By Nick Stern, Staff Reporter | Photo Courtesy of Willow Misty Parks
Judge Willow Misty Parks is Bernalillo County’s only probate judge and she believes that CNM has played a large part in getting her to where she is now, Parks said.
In a speech she wrote for the Donors’ Appreciation Dinner on July 18, she said that without her interaction with CNM she would not have achieved the same amount of success that she has now.
“CNM propelled me forward. I can say with conviction that I would not be where I am today if it were not for CNM,” Parks said in her speech.
She considers everything she received from her experience to be indispensable, she said, from the support, encouragement, and care shown by her instructors to the value of persistence she discovered while working towards her associate degree.
In 2011, Parks was elected as a Probate judge and now handles informal probates, which involves the handling of estates after someone passes away, whether there is a will or not, Parks said.
She appoints personal representatives who are legally qualified to manage and settle the deceased’s affairs, according to Parks and the Bernalillo county website.
The personal representatives distribute the assets to the rightful recipients which could be heirs, devisees named in a will, or even creditors, according to the website.
As a Probate judge, Parks can also perform marriages within Bernalillo county, which she especially enjoys doing, she said.
She loves her job and agrees that it was initially challenging to be a director of a position where people have been working for many years, she said.
She has to develop relationships and support and was fortunate that the judge before her was a mentor and teacher she had met at CNM, which helped create a smooth transition for herself, she said.
CNM was actually Parks’ second attempt at college following her attendance at The University of New Mexico, she said.
She had attended UNM for a couple years and felt lost after having trouble finding what her interests were and having a loose grip on her classes, she said.
Then, in January of 1994 when her daughter was 1-year-old, she enrolled into CNM’s night classes in the Paralegal studies program, and soon she discovered her interests were in law and learning, Parks said.
In 1996 she earned her associate degree in paralegal studies and also realized that she wanted to become a lawyer, she said.
The idea to even push for a bachelor’s degree never occurred to her until her mentor, Merri Rudd, from her Wills class suggested the idea of law school to her, she said.
“On the last day of the Wills class, Merri gave all the students personalized cards. Mine read, ‘when you are ready for law school, I will be happy to write your letter of recommendation,’” Parks said.
Up until then, she had never even thought of pursuing anything beyond her associate degree and now realizes with each and every success at CNM, her aims and her dreams grew higher and larger, she said.
After a few years of practice, one of her former CNM instructors and the then current director at Metropolitan College asked Parks if she would like to teach paralegal studies, which Parks had never even considered doing previously, she said.
She ended up teaching at Metropolitan for close to two semesters until the school went bankrupt and closed, she said.

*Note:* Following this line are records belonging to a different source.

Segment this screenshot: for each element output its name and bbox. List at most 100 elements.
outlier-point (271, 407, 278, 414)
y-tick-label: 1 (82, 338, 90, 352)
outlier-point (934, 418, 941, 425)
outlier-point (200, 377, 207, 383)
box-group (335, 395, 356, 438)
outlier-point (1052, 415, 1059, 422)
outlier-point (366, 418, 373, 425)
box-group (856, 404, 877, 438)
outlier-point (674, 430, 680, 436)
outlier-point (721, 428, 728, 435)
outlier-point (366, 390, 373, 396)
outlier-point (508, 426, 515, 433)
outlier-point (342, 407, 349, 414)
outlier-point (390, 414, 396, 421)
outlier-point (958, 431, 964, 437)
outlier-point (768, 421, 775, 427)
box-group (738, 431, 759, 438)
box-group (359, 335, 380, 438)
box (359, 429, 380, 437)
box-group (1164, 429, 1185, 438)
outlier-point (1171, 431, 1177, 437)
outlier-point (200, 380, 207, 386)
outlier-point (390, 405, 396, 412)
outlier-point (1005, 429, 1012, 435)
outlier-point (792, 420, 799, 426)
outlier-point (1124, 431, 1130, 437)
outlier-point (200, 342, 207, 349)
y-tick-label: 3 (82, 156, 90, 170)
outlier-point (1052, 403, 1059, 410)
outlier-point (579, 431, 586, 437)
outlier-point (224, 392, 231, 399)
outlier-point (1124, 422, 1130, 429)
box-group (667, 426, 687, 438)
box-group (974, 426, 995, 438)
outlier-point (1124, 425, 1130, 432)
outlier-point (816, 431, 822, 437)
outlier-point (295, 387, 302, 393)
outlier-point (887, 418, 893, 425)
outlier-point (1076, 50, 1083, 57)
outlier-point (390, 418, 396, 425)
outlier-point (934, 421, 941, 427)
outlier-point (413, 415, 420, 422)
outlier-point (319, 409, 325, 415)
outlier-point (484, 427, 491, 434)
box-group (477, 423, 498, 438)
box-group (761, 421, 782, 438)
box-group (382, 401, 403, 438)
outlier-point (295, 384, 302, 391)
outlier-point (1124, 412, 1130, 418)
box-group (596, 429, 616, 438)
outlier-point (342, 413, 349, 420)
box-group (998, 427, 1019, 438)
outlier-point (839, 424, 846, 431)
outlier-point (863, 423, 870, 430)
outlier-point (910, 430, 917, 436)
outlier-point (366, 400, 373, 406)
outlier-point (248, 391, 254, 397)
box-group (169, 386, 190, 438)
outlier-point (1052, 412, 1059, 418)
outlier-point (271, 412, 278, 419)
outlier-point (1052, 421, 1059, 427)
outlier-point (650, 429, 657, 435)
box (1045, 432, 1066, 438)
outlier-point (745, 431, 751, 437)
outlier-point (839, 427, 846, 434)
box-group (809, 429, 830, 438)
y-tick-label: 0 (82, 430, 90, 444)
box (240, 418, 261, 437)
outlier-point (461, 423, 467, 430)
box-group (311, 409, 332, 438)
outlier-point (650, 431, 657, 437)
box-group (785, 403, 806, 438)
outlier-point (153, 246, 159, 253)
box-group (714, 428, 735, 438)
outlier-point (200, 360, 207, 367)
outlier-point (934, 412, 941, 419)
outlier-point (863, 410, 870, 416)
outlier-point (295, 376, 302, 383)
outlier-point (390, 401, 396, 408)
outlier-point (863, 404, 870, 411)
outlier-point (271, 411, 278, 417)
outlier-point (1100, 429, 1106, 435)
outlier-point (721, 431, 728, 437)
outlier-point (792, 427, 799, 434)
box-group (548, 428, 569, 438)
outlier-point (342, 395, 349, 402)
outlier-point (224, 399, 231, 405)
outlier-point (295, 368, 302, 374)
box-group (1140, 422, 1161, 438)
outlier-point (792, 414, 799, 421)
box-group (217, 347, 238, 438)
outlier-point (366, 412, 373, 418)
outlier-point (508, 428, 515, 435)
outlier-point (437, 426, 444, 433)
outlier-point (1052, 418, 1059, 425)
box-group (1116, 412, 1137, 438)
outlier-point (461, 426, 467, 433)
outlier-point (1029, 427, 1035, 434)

The experience helped her realize that she enjoyed teaching, and she then began teaching at UNM’s Anderson School of Management, University of Phoenix, and ended up giving back to CNM by teaching here, which she still does to this day, she said.
Parks believes that teaching at CNM is definitely a good way for her to give back for everything she received, she said.
She teaches in CNM’s school of Business Information Technology, a school that gets in touch with the business community and has a lot of interaction, which is important to her, she said.
“I really feel a strong connection to CNM and it is a way for me to bring back around the gifts and the inspiration that led me to start finding things that interest me, and paths and opportunities that were available,” Parks said.
Her simple advice for students is to show up to class and to do the reading and preparation that is required, because it is all meant for the student’s benefit, not the teachers’, she said.